"S. Vicente, 14 de novembro de 1957.

Nazarius,

Agradecido pelas suas boas palavras, pelo seu convite e pela boa vontade de ajudar-me.

Amarguras chegam de todos os lados. A vida é uma luta feroz e você mesmo está mergulhado nela. Escreva-me se precisar de qualquer coisa.

O caminho é a crucificação. Sem crucificação não se pode encontrar a sublimação.

Não se pode fazer a própria vontade, mas obedecer à vontade de Deus, aceitando-a.

Apesar de nossos defeitos, devemos sempre fazer o bem.

Espiritualizar-se sempre mais deve ser a meta de cada um.

A vida é um caminho e vamos sempre andando ao longo dele. Nunca se pode voltar para trás. É preciso ir para frente, encontrando estações e paisagens diferentes. É sempre uma mudança contínua para todos.

O caminho do Cristo é espiritualização, mas é muito duro vivê-lo de verdade.

Um grande abraço, desejando felicidades de todo o coração, a você e a todos os seus.

Pietro Ubaldi"

 

"S. Vicente, 28 de dezembro de 1957.

Nazarius,

Estou muito atrasado em responder-lhe, peço desculpas.

Nestas férias será impossível eu viajar.

Não sei se já lhe falei que estive doente de gripe, uns dez dias, com febre, assim tive de ficar de repouso. Ela me deixou esgotado. Aproveitei para trabalhar, o que foi muito útil. Sempre trabalhando e o dever acima de tudo.

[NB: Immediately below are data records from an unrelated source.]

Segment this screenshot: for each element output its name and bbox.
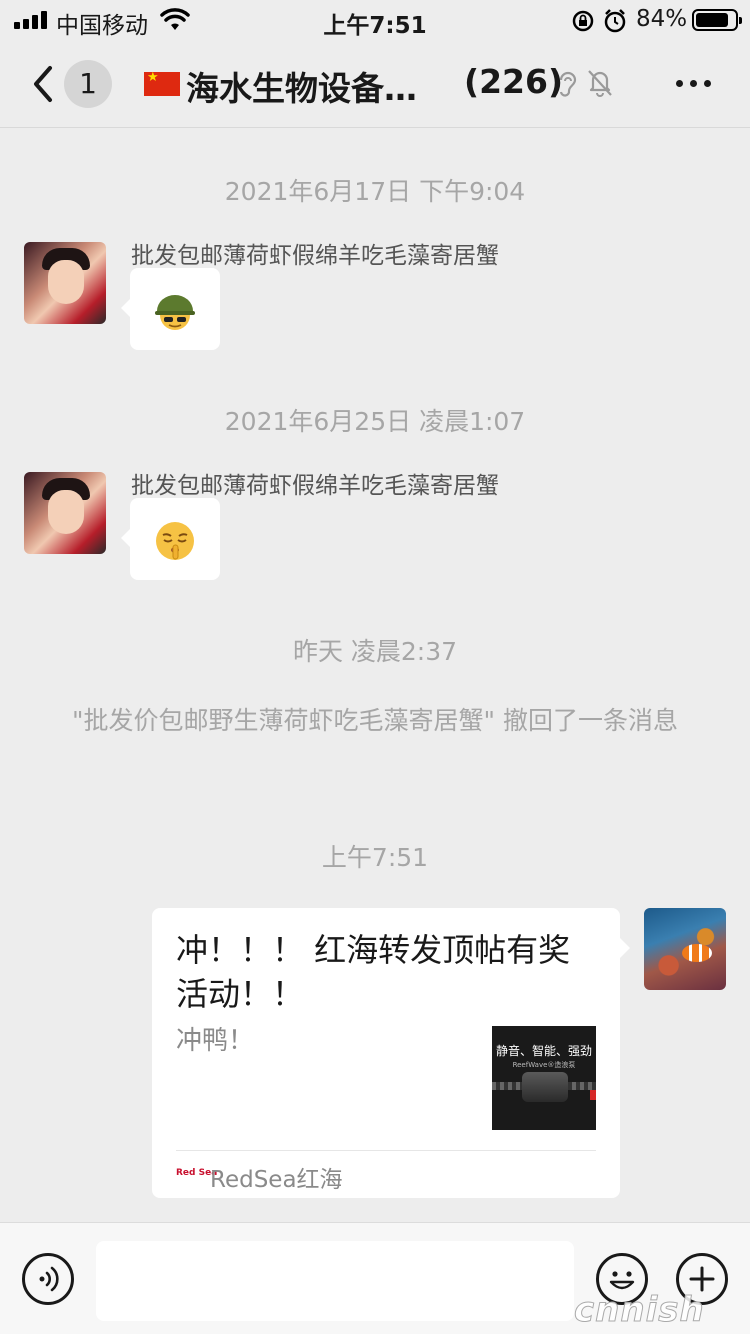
message-bubble[interactable] — [121, 498, 220, 580]
chevron-left-icon[interactable] — [28, 62, 58, 106]
ear-icon — [559, 71, 577, 97]
recall-notice: "批发价包邮野生薄荷虾吃毛藻寄居蟹" 撤回了一条消息 — [72, 706, 678, 735]
orientation-lock-icon — [572, 10, 594, 32]
card-thumbnail: 静音、智能、强劲 ReefWave®造浪泵 — [492, 1026, 596, 1130]
message-bubble[interactable] — [121, 268, 220, 350]
avatar[interactable] — [644, 908, 726, 990]
watermark: cnnish — [574, 1290, 705, 1331]
battery-icon — [692, 9, 742, 31]
alarm-icon — [604, 9, 626, 33]
status-bar: 中国移动 上午7:51 84% — [0, 0, 750, 40]
avatar[interactable] — [24, 472, 106, 554]
wave-pump-image — [522, 1072, 568, 1102]
more-dots-icon[interactable] — [676, 80, 711, 87]
bell-muted-icon — [588, 70, 612, 97]
sender-name: 批发包邮薄荷虾假绵羊吃毛藻寄居蟹 — [131, 473, 499, 499]
china-flag-icon — [144, 69, 180, 96]
chat-title: 海水生物设备… — [186, 69, 417, 108]
card-divider — [176, 1150, 596, 1151]
message-timestamp: 上午7:51 — [321, 843, 429, 872]
message-input[interactable] — [96, 1241, 574, 1321]
avatar[interactable] — [24, 242, 106, 324]
link-card[interactable]: 冲！！！ 红海转发顶帖有奖活动！！ 冲鸭！ 静音、智能、强劲 ReefWave®… — [152, 908, 630, 1198]
voice-icon[interactable] — [22, 1253, 74, 1305]
card-source: RedSea红海 — [210, 1167, 343, 1193]
card-description: 冲鸭！ — [176, 1026, 255, 1056]
thumbnail-headline: 静音、智能、强劲 — [495, 1044, 592, 1058]
unread-count-badge[interactable]: 1 — [64, 60, 112, 108]
chat-header: 1 海水生物设备… (226) — [0, 40, 750, 128]
soldier-helmet-emoji — [155, 295, 195, 330]
member-count: (226) — [464, 62, 564, 101]
shushing-face-emoji — [156, 522, 194, 560]
battery-percent: 84% — [636, 6, 688, 32]
message-timestamp: 昨天 凌晨2:37 — [292, 637, 458, 666]
thumbnail-subtitle: ReefWave®造浪泵 — [512, 1061, 576, 1069]
message-timestamp: 2021年6月25日 凌晨1:07 — [224, 407, 526, 436]
message-timestamp: 2021年6月17日 下午9:04 — [224, 177, 526, 206]
card-title: 冲！！！ 红海转发顶帖有奖活动！！ — [176, 931, 571, 1013]
sender-name: 批发包邮薄荷虾假绵羊吃毛藻寄居蟹 — [131, 243, 499, 269]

Lutemos para que o espírito seja o vencedor neste mundo. Para mim o caminho foi longo e a luta tenaz.

Mas graças a Deus, tudo vai acabar, também a vida física, que considero a maior pena e condenação para um espírito um pouco adiantado. Vou libertar-me deste mundo e a hora está se aproximando sempre mais. Não é urgente, mas se aproxima. Que maior satisfação se pode pedir, se não aquela de afastar-se desse mundo para sempre?

Isto poderá ser triste para os outros que ficam, não para mim que sei para onde vou, depois de ter sofrido bastante. Para mim isto é alegria.

Obrigado pelo telegrama. Desejo-lhe, também, toda felicidade junto dos seus e todo sucesso desejado. Oro sempre a Deus por você.

Um grande abraço,

Pietro Ubaldi"

COMENTÁRIO

Ao ler as confidências acima, somos levados a repetir alguns pensamentos, para maior reflexão:

“Amarguras chegam de todos os lados.”

“Sem crucificação não se pode encontrar a sublimação.”

“A vida é um caminho e vamos sempre andando ao longo dele.”

“Para mim o caminho foi longo e a luta tenaz.”

“Vou libertar-me deste mundo e a hora está se aproximando sempre mais.”

“(...) sei para onde vou, depois de ter sofrido bastante.”

Não podemos imaginar que estas palavras, escritas a seu amigo Nazarius em duas cartas seguidas, fossem apenas para encher folhas de papel. Elas expressam o seu estado de espírito naquele período de grande sofrimento. Não tinha pressa, mas seu único desejo era o de partir deste mundo. Compreendia a sua dor, mas não era um masoquista. Se tinha certeza do seu estado evolutivo e sabia para onde iria após a morte, a sua maior felicidade foi alcançada quando ela chegou, em 29 de fevereiro de 1972.

Hoje, o martírio não é só morrer na guerra ou de fome, pelo desamor entre os homens, é, sobretudo, espiritual. Para um ser evoluído, o martírio está na falta de meios à sobrevivência, em sofrer perseguições, em ser desprezado, incompreendido, traído, em não ser amado (tendo distribuído tanto Amor para a humanidade inteira). Esse foi o martírio de Pietro Ubaldi. Ele foi um mártir, em pleno século XX.